Sem culpa
Gerônimo de Oxossi *
Desapareci por uns dias, com a certeza de que não seria notado. Afinal, quem dá importância a essas linhas escritas por um jornalista decadente, que está entrando em uma idade na qual se escreve mais para si mesmo do que para os outros?
Enfim, o fato é que sumi mesmo. Aliás, fui mantido verdadeiramente em cárcere privado durante duas longas semanas, intermináveis quinze dias em um spa, onde paguei para passar fome.
Vi coisas que jamais imaginei, como um gordo revoltado diante de um prato com uma finíssima fatia de frango grelhado, um fragmento de cenoura e meia folha de alface. O cara surtou, atirou o prato no chão e teve que ser contido por dois brutamontes. Cena feia.
Eu comi para não passar vexame, já que não é só gordura que ainda sobra
Soltaram-me ontem da prisão, para onde fui sem aviso prévio. Queria impressionar, surpreender e também tinha medo de que a estada no spa terminasse como tantas outras experiências frustradas de emagrecimento.

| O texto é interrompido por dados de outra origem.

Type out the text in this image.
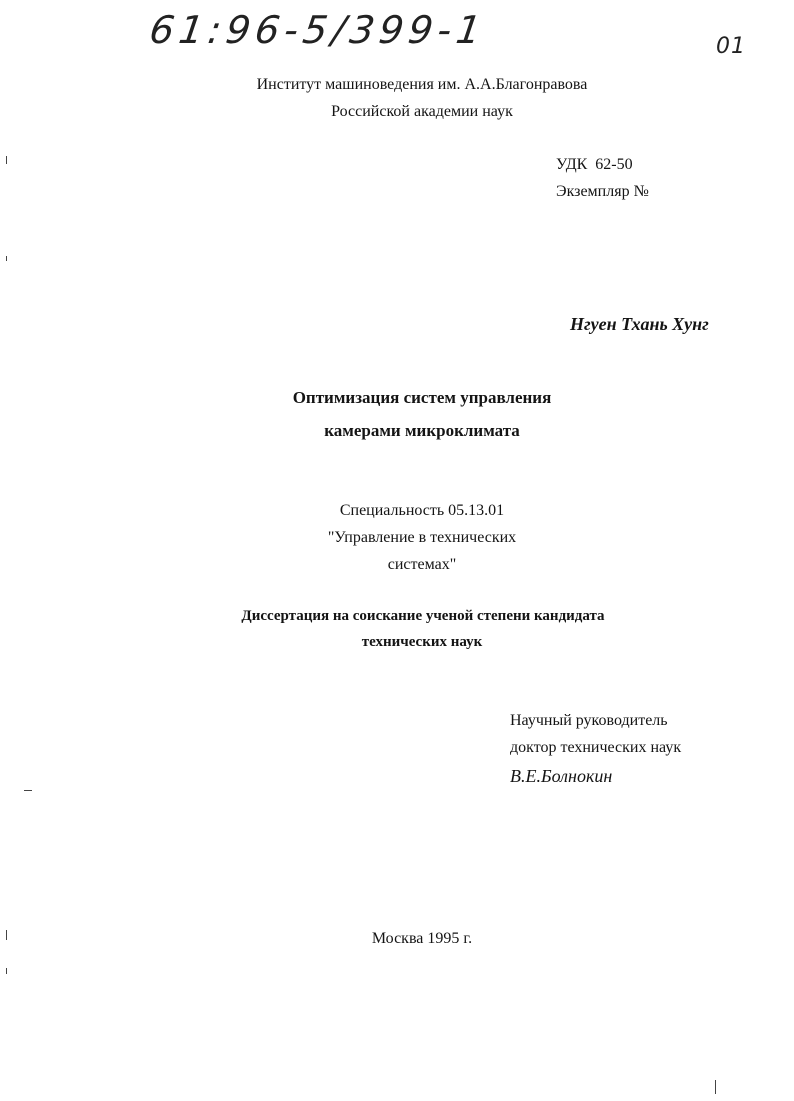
61:96-5/399-1	01
Институт машиноведения им. А.А.Благонравова
Российской академии наук
УДК  62-50
Экземпляр №
Нгуен Тхань Хунг
Оптимизация систем управления
камерами микроклимата
Специальность 05.13.01
"Управление в технических
системах"
Диссертация на соискание ученой степени кандидата
технических наук
Научный руководитель
доктор технических наук
В.Е.Болнокин
Москва 1995 г.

Que nada. Estou de cara nova, fininho e até agora há pouco mantinha a disposição de dar seqüência a uma dieta de mil e duzentas calorias diárias.
Pois mais uma vez confirmo, diante de um convite irrecusável, que não há nada mais frágil do que a abstinência de um boêmio inveterado. Amanhã tem feijoada na casa da minha amiga, Dulce. Feijoada completa, suculenta, imperdível e com uma cachacinha de Salinas de aperitivo.
A culpa é grande, mas está decidido. Definitivamente, esse negócio de ser espartano não é comigo. Minha praia é o hedonismo, o doce sabor do prazer imediato e instantâneo, a certeza de que só é possível ser feliz agora, sem adiamentos.
Abro a geladeira e não dou trégua ao peso na consciência. Afogo-o com uma cerveja deliciosa e bem gelada.
* Gerônimo de Oxossi escreve para o blog aos domingos, quando está solto ou sóbrio. Senão, vai na segunda mesmo.